The authors introduce temporal contrastive learning into video summarization to utilize the intrinsic association of the videos. They trained two models to capture temporal consistency and temporal diversity respectively, and then combine the results of the two models by weighting and summation to get the clip-level scores. The video clip consistency model is employed with temporally consistent contrastive loss to identify key clips, and the video clip diversity model is employed with temporal diversity contrastive loss to filter out redundant clips.
优点
-
This paper introduce temporal contrastive self-supervised learning to video summarization, which is useful compared with unsupervised and supervised baselines.
-
Several experiments are carried out on SumMe and TVSum datasets with detailed ablation study.
缺点
-
The motivation for this paper has not been very elaborately explained, and it appears somewhat vague.
-
This paper primarily utilizes a combination of existing methods with very minor improvements, lacking novelty.
问题
-
Is there any examples you can provide to explain why the previous methods do not utilize the intrinsic association of the videos?
-
Does the parameters double in this method, since it utilizes two models? Would if be fair compared with the baseline?
-
This paper does show effectiveness on the existing datasets, although it looks unpolished and hastily completed. I will make my final decision based on other reviewers' comments and the authors' rebuttal.
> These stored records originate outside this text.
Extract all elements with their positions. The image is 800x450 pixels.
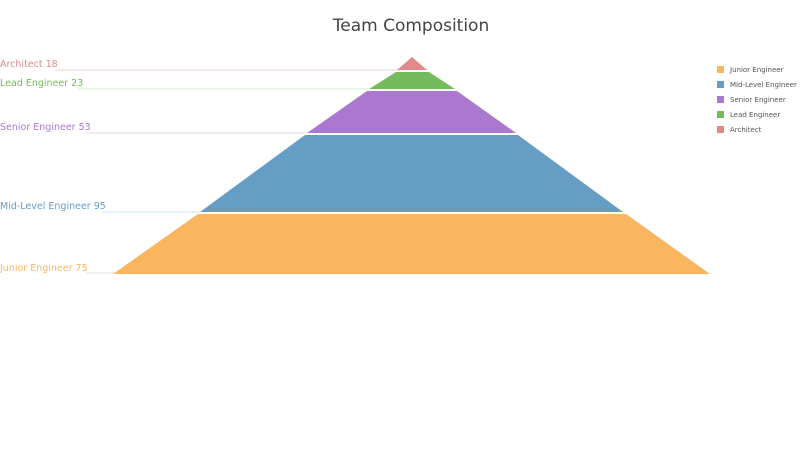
legend-swatch-icon: [717, 81, 724, 88]
layer-architect[interactable]: [397, 57, 427, 70]
legend-swatch-icon: [717, 96, 724, 103]
legend-label: Mid-Level Engineer: [730, 80, 797, 89]
legend-label: Lead Engineer: [730, 110, 781, 119]
leader-lines: [55, 69, 400, 274]
data-label-mid-level-engineer: Mid-Level Engineer 95: [0, 201, 106, 212]
legend-item-mid-level-engineer[interactable]: Mid-Level Engineer: [717, 77, 797, 92]
data-label-junior-engineer: Junior Engineer 75: [0, 263, 88, 274]
legend-item-lead-engineer[interactable]: Lead Engineer: [717, 107, 797, 122]
layer-lead-engineer[interactable]: [369, 72, 455, 89]
data-label-lead-engineer: Lead Engineer 23: [0, 78, 84, 89]
legend-item-senior-engineer[interactable]: Senior Engineer: [717, 92, 797, 107]
data-label-architect: Architect 18: [0, 59, 58, 70]
legend-label: Architect: [730, 125, 762, 134]
layer-junior-engineer[interactable]: [113, 214, 710, 274]
legend-swatch-icon: [717, 111, 724, 118]
legend-swatch-icon: [717, 66, 724, 73]
chart-title: Team Composition: [332, 16, 490, 36]
layer-mid-level-engineer[interactable]: [200, 135, 623, 212]
layer-senior-engineer[interactable]: [307, 91, 516, 133]
legend: Junior Engineer Mid-Level Engineer Senio…: [717, 62, 797, 137]
data-label-senior-engineer: Senior Engineer 53: [0, 122, 91, 133]
legend-label: Senior Engineer: [730, 95, 786, 104]
legend-item-junior-engineer[interactable]: Junior Engineer: [717, 62, 797, 77]
legend-label: Junior Engineer: [730, 65, 784, 74]
legend-swatch-icon: [717, 126, 724, 133]
legend-item-architect[interactable]: Architect: [717, 122, 797, 137]
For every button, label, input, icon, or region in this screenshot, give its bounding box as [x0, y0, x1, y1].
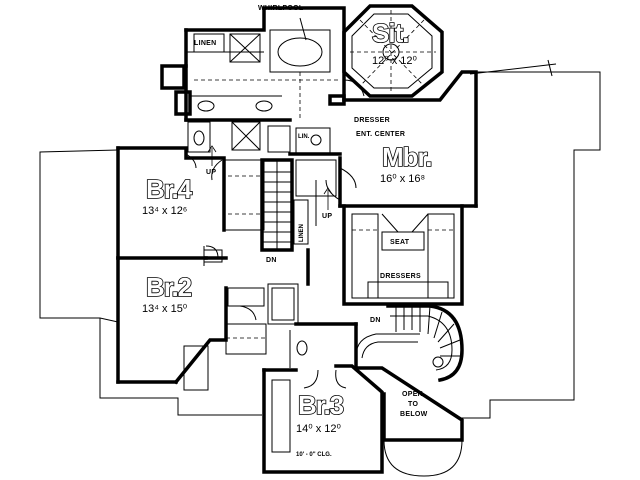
bedroom-3-dimensions: 14⁰ x 12⁰: [296, 423, 341, 435]
roof-outline: [39, 59, 601, 440]
bedroom-3-walls: [262, 364, 384, 474]
open-to-below-line-2: TO: [408, 401, 418, 408]
bedroom-4-dimensions: 13⁴ x 12⁶: [142, 205, 187, 217]
bedroom-4-walls: [116, 146, 265, 260]
master-closets: [342, 204, 464, 306]
dressers-label: DRESSERS: [380, 273, 421, 280]
bedroom-3-ceiling-note: 10' - 0" CLG.: [296, 452, 332, 458]
open-to-below-line-1: OPEN: [402, 391, 423, 398]
bedroom-2-dimensions: 13⁴ x 15⁰: [142, 303, 188, 315]
master-bath: [160, 6, 365, 155]
hall-walls: [185, 152, 358, 370]
up-label-left: UP: [206, 169, 216, 176]
master-bedroom-dimensions: 16⁰ x 16⁸: [380, 173, 425, 185]
sitting-room-dimensions: 12⁰ x 12⁰: [372, 55, 417, 67]
bedroom-3-label: Br.3: [298, 390, 344, 420]
dn-label-stair: DN: [370, 317, 381, 324]
ent-center-label: ENT. CENTER: [356, 131, 405, 138]
linen-closet-label: LIN.: [298, 134, 310, 140]
bedroom-2-label: Br.2: [146, 272, 192, 302]
whirlpool-label: WHIRLPOOL: [258, 5, 304, 12]
linen-stair-label: LINEN: [299, 224, 305, 242]
open-to-below: [354, 366, 464, 477]
dn-label-hall: DN: [266, 257, 277, 264]
linen-label: LINEN: [194, 40, 217, 47]
dresser-label: DRESSER: [354, 117, 390, 124]
bedroom-2-walls: [116, 256, 308, 391]
master-bedroom-walls: [325, 70, 478, 208]
up-arrow-left: [207, 145, 217, 166]
main-stair: [260, 158, 337, 252]
bedroom-4-label: Br.4: [146, 174, 193, 204]
seat-label: SEAT: [390, 239, 410, 246]
up-label-right: UP: [322, 213, 332, 220]
master-bedroom-label: Mbr.: [382, 142, 431, 172]
open-to-below-line-3: BELOW: [400, 411, 428, 418]
up-arrow-right: [323, 187, 333, 210]
sitting-room-label: Sit.: [372, 18, 408, 48]
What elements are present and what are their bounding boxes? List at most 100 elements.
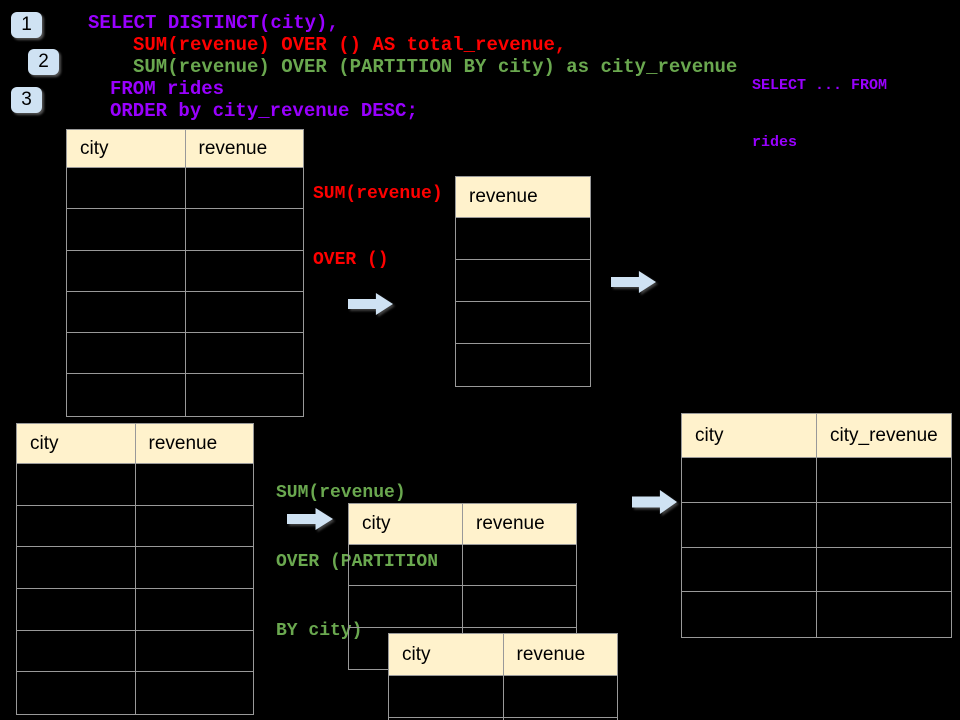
empty-cell [136,631,254,672]
empty-cell [17,630,136,672]
table-row [349,586,576,628]
empty-cell [186,168,304,208]
label-sum-over-all-line-1: SUM(revenue) [313,184,443,204]
table-row [17,630,254,673]
step-badge-3: 3 [11,87,42,113]
empty-cell [136,589,254,630]
empty-cell [67,209,186,250]
arrow-right-shape [348,293,393,315]
empty-cell [136,547,254,588]
table-row [67,250,304,292]
empty-cell [682,458,817,502]
empty-cell [17,589,136,630]
table-row [682,458,951,503]
arrow-right-shape [287,508,333,530]
empty-cell [136,506,254,547]
label-sum-over-partition: SUM(revenue) OVER (PARTITION BY city) [276,436,438,689]
empty-cell [463,545,576,585]
arrow-right-icon-1 [348,293,393,315]
arrow-right-shape [611,271,656,293]
table-row [67,168,304,210]
table-row [67,374,303,416]
column-header: revenue [469,186,538,207]
table-row [682,547,951,593]
empty-cell [349,545,463,586]
empty-cell [682,592,817,638]
table-row [17,589,253,631]
empty-cell [17,547,136,589]
table-partition-input-overlap: city revenue [388,633,618,720]
label-sum-over-partition-line-1: SUM(revenue) [276,483,406,503]
empty-cell [456,302,590,343]
column-header: revenue [476,513,545,534]
column-header: city [389,634,504,675]
empty-cell [817,503,951,547]
empty-cell [463,586,576,626]
empty-cell [682,502,817,547]
empty-cell [17,672,136,715]
side-note-line-1: SELECT ... FROM [752,77,888,94]
empty-cell [136,464,254,505]
table-row [682,592,951,638]
empty-cell [67,250,186,291]
step-badge-1: 1 [11,12,42,38]
table-total-revenue-result: revenue [455,176,591,387]
empty-cell [504,676,618,717]
sql-line-select: SELECT DISTINCT(city), [88,12,339,34]
empty-cell [817,592,951,637]
empty-cell [67,168,186,209]
label-sum-over-all: SUM(revenue) OVER () [313,139,443,315]
table-row [67,333,303,375]
empty-cell [67,333,186,374]
column-header: city [682,414,817,457]
arrow-right-icon-2 [611,271,656,293]
table-row [349,545,576,587]
column-header: revenue [148,432,218,454]
table-row [389,676,617,718]
step-badge-2: 2 [28,49,59,75]
table-row [67,209,304,251]
table-header-row: revenue [456,177,590,218]
table-row [17,672,254,715]
table-row [17,464,253,506]
column-header: revenue [516,643,586,665]
side-note-select-from: SELECT ... FROM rides [752,38,887,190]
column-header: revenue [198,137,268,159]
arrow-right-shape [632,490,677,514]
table-row [389,718,617,720]
empty-cell [186,292,304,332]
empty-cell [186,251,304,291]
table-row [682,502,951,548]
empty-cell [456,344,590,386]
table-row [17,505,254,548]
side-note-line-2: rides [752,134,798,151]
table-row [456,260,590,302]
empty-cell [389,676,504,717]
table-row [17,547,254,590]
label-sum-over-partition-line-2: OVER (PARTITION [276,552,439,572]
sql-line-from: FROM rides [110,78,225,100]
empty-cell [186,209,304,249]
empty-cell [349,586,463,627]
arrow-right-icon-4 [632,490,677,514]
step-badge-2-label: 2 [38,51,49,72]
sql-line-sum-over-all: SUM(revenue) OVER () AS total_revenue, [133,34,567,56]
label-sum-over-all-line-2: OVER () [313,250,389,270]
empty-cell [67,291,186,333]
empty-cell [456,260,590,301]
step-badge-1-label: 1 [21,14,32,35]
table-row [456,218,590,260]
empty-cell [17,464,136,505]
arrow-right-icon-3 [287,508,333,530]
empty-cell [456,218,590,259]
empty-cell [817,548,951,592]
empty-cell [136,672,254,714]
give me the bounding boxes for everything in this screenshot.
- This work introduces TCL-VS, a self-supervised video summarization method inspired by the TCLR and TimeBalance papers.
- TCL-VS consists of two separate modules that respectively conduct temporal consistency and diversity assessment of video clips. Each module predicts a sequence score by clip, and then combine them using a weighted method.
- The proposed framework is evaluated on two benchmark datasets: TVSum and SumMe.
优点
Video summarisation is a challenging area to work on and I like the overall idea of using time-variant (temporally diverse) or time-invariant (temporally consistent) representations for summarisation.
缺点
- The explanation and writing can be improved; it is very hard to follow. Could you please share the code with me so I can understand the method better? Additionally, I suggest adding pseudocode in the updated version.
- Could you please update Tables 1 and 2 with additional details, such as model architecture, parameters, and input setup? This will allow us to make a more fair and informed comparison with other models.
- How did you utilize the "1024-dimensional visual features from the pool5 layer of GoogLeNet"?
- Did you keep TCLR and TimeBalance frozen, or did you train them from scratch with your data (TVSum and SumMe)? If you tuned them, did you use the weights from TCLR and TimeBalance?
- I am missing the details of the hyperparameters and other training setup.
问题
Please see weakness.
While I appreciate the high-level idea of this paper, it seems incomplete in its current form. I suggest that the authors rework on it for a future submission.